Affinity Dental Care – Botox in Dentistry
Botox was first approved in 1989 to treat two eye-muscle disorders, blepharospasm (uncontrollable blinking) and strabismus (crossed eyes). Botox is a Botulinum neurotoxin protein produced by the bacterium Clostridium botulinum. The same toxin can cause a life-threatening type of food poisoning called Botulism. It is most recognized as a wrinkle-reducing treatment. When used in a small amount, it may help treat symptoms of myofascial pain-related temporomandibular joint (TMJ) disorders in the head and neck region. There are several Botulinum neurotoxins in the market: Botox, Dysport, Xeomin, Jeuveau, and Myobloc. Besides Botox’s use for wrinkles removal, it is approved for eleven therapeutic indications, including chronic migraine, overactive bladder, leakage of urine (incontinence) due to overactive bladder caused by a neurologic condition, cervical dystonia, spasticity, and severe underarm sweating (axillary hyperhidrosis). Because of its ability to inhibit the motor neurons and desensitize the nociceptive pathways, Botox in dentistry has been used to treat TMJ disorders in some people effectively. In a few studies, Botox could significantly decrease pain and increase mouth movements for three months following treatment. However, this treatment for TMJ disorders is experimental. The U.S. Food and Drug Administration (FDA) has not approved Botox for use in TMJ disorders.
However TMJ-related myofascial disorders are caused by tensed muscles and can express as:
– Sore cheeks and jaw
– Limited or painful jaw opening
– The bulge in your face
– Pain around your neck and ears
– Headaches or migraines
– Clenching and grinding your teeth (bruxism)
– Ringing in your ears
– Shoulder pain
– Facial pain
Botulinum toxin inhibits the release of the neurotransmitter acetylcholine (ACh) from the neuromuscular junctions in skeletal muscles. Because ACh causes muscle contraction, the inhibition of the release help the muscles to stop sustained contraction and relax.
Before the injection, the myofascial trigger points were located by palpation of the masticatory muscles (usually undergoing spasm with a bulge visually on the face or neck, which is also very tender when touched). The Botox is then injected into the sites identified as the trigger points.
Because it is not officially approved for treating TMJ-related symptoms, I do not recommend Botox in dentistry unless other nonsurgical treatments have failed. The other therapies that should be considered first are:
– medications such as pain relievers and anti-inflammatories
– occlusion adjustment/balance to relieve premature contact of certain teeth
– muscle relaxants
– physical therapy
– oral splints or mouth guards
– relaxation techniques
Botox may help treat the following TMJ disorder symptoms that are caused by muscle spasms and hyperactivity:
– jaw tension
– headaches due to teeth grinding
– lockjaw in cases of severe stress
– severe bruxism
The improvement usually starts on the 3rd day of injection and peaks at three months. The injections should be repeated at three months intervals to decrease the symptoms. Sometimes, the injections must be repeated every three months for a few years.
People who have had Botox treatment for TMJ can expect to return to regular activities as soon as they leave the office. However, you should remain upright and avoid rubbing or massaging the injection sites for several hours after treatment. This helps prevent the toxin from spreading to other muscles.
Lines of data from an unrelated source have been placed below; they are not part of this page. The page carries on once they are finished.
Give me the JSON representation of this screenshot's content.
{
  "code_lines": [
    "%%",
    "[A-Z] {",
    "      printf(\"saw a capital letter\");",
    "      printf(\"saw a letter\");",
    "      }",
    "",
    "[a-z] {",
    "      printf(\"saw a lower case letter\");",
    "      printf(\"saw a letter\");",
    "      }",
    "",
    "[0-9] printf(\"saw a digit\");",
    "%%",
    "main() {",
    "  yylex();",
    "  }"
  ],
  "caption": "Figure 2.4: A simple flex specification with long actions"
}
Botox has a very high safety margin but has possible side effects. The most common side effects of Botox for TMJ treatment are:
– Temporary eyelid droop
– Headache or flu-like symptoms
– Dry or watering eye
– Drooping on one eyelid, eyebrow or side of the mouth
– A “fixed” smile lasting six to eight weeks
After the injection, the patient may experience the following in the first few days:
– Redness at the injection site
– Muscle weakness
– Bruising at the injection site
The pain can be eased with a cold pack or numbing cream on the first day of injection. Botulinum should be avoided by pregnant women, nursing mothers, and people with an allergy to proteins in cow’s milk.
In addition to Botox in dentistry, I also utilize adjunctive therapies to treat the underlying causes of the disorder. Some simple, non-invasive treatments like the following can be very effective:
– Mouth splint and night guard
– Head and neck exercise
– Yoga, deep breathing, meditation, or massages
– Eliminate bad posture, slumping or slouching
– Recognize when you are clenching your teeth and work to relax your jaw
– Avoid chewing on gum, biting your nails, or eating too many tough or sticky foods
We provide you with all your treatment options at Affinity Dental Care. You may benefit from a combination of treatments, or you may need to try several treatments before finding one that works. Let’s work together to keep your smile the best it can be.